Tinkering wtih MVVM and the Giphy API.
- Swift 3
- Xcode 8.0
- iOS 9.3
- Moya/RxSwift, Alamofire, SwiftyJSON (Networking)
- FLAnimatedImage, Nuke/FLAnimatedImageExtension (Caching and animated GIF support)
- RxCocoa, RxSwift, NSObject+Rx (Functional Reactive)
-
Clone this repo to your desktop
-
Open
GiphySearcher.xcworkspace
-
Select an iPad device in the simulator. (For simplicity, the app is constrained to run on the iPad in portrait orientation)
-
Build and run! (The public Giphy API key is hard-coded into the app.)
-
Per the spec, all displayed GIFs animate and are filtered for family-friendliness. 😀 In addition, search results that have ever trended are highlighted in the bottom right with the following icon:
This was a fun little project. Major kudos to the Artsy team for open-sourcing Eidolon/Kiosk, from which I learned a number of great design patterns (MVVM and otherwise).
- Moya is an excellent way to set up the networking layer in an organized, logical manner. Furthermore, its RxSwift extension enables more seamless interaction with other functional reactive components.
- It seems both RxCocoa and RxSwift are worth using in a complementary way. I haven't developed a preference for either, yet, though.
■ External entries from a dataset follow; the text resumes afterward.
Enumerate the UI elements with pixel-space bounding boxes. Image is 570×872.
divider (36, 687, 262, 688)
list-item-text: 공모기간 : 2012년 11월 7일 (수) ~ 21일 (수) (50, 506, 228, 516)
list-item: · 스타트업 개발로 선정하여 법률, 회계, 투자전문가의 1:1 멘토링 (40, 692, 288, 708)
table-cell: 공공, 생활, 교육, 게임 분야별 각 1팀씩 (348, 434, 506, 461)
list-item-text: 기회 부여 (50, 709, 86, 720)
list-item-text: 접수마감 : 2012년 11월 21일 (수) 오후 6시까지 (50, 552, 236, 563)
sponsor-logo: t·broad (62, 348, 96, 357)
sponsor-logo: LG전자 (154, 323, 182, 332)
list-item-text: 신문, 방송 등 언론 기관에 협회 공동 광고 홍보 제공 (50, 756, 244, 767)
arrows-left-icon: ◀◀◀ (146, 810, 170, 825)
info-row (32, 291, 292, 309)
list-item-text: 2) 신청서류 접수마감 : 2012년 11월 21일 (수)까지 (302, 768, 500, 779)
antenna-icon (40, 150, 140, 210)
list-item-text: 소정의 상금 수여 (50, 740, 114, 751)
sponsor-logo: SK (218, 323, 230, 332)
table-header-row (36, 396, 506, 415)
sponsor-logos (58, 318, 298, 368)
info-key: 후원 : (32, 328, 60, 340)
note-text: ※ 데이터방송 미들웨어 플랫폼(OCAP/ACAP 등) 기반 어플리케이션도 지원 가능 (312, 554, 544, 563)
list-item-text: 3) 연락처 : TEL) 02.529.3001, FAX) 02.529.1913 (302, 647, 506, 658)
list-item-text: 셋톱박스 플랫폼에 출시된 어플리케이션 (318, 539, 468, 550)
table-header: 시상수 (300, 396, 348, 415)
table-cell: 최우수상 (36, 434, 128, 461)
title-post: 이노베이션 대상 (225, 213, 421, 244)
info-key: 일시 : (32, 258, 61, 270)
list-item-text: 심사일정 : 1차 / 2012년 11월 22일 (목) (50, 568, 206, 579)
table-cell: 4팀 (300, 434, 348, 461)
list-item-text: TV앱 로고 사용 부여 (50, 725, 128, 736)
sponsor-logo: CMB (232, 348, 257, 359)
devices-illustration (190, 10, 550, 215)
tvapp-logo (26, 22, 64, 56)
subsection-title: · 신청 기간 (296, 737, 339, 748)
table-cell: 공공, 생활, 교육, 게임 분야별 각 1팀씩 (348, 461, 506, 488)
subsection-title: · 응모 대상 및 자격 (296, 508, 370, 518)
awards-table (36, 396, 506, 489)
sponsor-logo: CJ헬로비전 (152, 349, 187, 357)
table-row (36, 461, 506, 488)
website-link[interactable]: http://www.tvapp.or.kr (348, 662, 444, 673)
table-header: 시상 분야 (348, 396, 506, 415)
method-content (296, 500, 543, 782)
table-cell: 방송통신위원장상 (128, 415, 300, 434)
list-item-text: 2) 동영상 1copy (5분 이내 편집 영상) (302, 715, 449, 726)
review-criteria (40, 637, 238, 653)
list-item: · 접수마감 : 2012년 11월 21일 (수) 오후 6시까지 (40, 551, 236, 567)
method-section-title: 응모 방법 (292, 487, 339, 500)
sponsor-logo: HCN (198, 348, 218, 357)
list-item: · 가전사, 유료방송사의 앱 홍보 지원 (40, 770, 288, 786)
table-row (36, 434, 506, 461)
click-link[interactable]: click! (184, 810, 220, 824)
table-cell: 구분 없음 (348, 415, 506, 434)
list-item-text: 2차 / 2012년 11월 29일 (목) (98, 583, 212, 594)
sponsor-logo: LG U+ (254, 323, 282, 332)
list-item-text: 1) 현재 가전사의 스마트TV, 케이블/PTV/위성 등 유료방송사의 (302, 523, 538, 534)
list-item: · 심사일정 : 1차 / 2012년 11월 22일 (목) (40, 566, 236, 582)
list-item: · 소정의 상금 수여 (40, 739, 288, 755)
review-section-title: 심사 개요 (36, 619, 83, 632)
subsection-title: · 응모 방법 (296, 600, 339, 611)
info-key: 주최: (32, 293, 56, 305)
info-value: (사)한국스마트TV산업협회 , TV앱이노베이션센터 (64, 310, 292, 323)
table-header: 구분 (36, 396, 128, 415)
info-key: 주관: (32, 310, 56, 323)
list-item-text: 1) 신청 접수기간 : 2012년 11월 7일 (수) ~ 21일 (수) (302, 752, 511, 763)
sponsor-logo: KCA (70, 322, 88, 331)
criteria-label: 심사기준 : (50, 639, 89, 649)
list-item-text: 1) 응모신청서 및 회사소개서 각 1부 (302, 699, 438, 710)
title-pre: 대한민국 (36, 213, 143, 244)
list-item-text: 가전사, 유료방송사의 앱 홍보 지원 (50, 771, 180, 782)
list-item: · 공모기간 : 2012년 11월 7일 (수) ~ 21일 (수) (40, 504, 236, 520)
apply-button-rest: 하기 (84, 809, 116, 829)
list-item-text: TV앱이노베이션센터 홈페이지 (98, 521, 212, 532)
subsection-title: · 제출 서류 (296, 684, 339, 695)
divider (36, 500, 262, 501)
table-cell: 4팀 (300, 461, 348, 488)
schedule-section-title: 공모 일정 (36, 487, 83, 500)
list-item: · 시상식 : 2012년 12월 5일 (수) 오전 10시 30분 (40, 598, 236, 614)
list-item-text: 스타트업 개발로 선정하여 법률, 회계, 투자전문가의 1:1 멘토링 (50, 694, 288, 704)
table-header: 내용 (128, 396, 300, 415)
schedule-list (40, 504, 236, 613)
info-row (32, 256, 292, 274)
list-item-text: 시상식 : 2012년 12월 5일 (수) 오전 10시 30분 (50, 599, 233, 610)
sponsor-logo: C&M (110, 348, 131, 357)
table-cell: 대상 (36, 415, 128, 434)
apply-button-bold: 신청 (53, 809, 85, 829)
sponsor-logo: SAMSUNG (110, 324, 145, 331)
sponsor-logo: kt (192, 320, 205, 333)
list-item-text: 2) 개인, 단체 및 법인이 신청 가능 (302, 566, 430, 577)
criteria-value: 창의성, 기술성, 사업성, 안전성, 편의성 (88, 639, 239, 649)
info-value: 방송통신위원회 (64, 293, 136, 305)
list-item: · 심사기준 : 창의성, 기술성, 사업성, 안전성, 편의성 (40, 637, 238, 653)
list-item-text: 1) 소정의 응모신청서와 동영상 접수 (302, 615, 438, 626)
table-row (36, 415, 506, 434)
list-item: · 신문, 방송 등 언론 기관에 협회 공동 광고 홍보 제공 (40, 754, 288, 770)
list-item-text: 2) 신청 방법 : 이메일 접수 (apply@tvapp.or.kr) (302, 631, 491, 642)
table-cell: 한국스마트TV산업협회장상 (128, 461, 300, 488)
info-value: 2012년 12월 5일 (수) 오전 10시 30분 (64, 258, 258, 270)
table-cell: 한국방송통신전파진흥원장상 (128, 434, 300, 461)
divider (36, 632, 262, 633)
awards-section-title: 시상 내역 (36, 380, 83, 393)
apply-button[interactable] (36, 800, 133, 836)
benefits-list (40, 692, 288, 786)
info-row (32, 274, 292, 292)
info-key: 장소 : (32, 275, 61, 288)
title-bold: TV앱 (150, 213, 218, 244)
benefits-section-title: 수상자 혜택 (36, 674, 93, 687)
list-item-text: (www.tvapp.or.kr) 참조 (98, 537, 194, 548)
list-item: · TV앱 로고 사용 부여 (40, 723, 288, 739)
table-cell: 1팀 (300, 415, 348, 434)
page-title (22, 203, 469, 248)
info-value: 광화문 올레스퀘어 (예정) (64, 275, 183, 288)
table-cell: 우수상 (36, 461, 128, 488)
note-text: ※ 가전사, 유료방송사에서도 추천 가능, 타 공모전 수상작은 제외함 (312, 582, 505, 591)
- Framerates and GIF caching: Getting smooth framerates was one of the trickiest parts! I ended up up evaluating a couple different pods. Out-of-the-box, FLAnimatedImage was smooth, but at the cost of high RAM usage (even when used with SDWebImage for caching). Kingfisher has some nice cache customization options and seemed to manage memory much better, but was too jittery. I settled on Nuke and its FLAnimatedImage extension as a middle ground and am pretty happy with the result.
- Show larger version of GIF when selected. Currently, there is no interaction aside from search.
- Enable API pagination (wasn't able to get around to this)
No tests yet! But coming soon. In the mean time, I've tried to deliberately expose my dependencies, and one of the benefits of Moya is how it treats testing as a first-class citizen by requiring network requests to be stubbed. I used Paw, which is a handy little Mac utility that helps create JSON files for stubbing endpoint responses. The more I learn about testing, the more I believe in TDD. However, the goal of this project was to focus on MVVM concepts and tools, but I aim to add tests in the near future.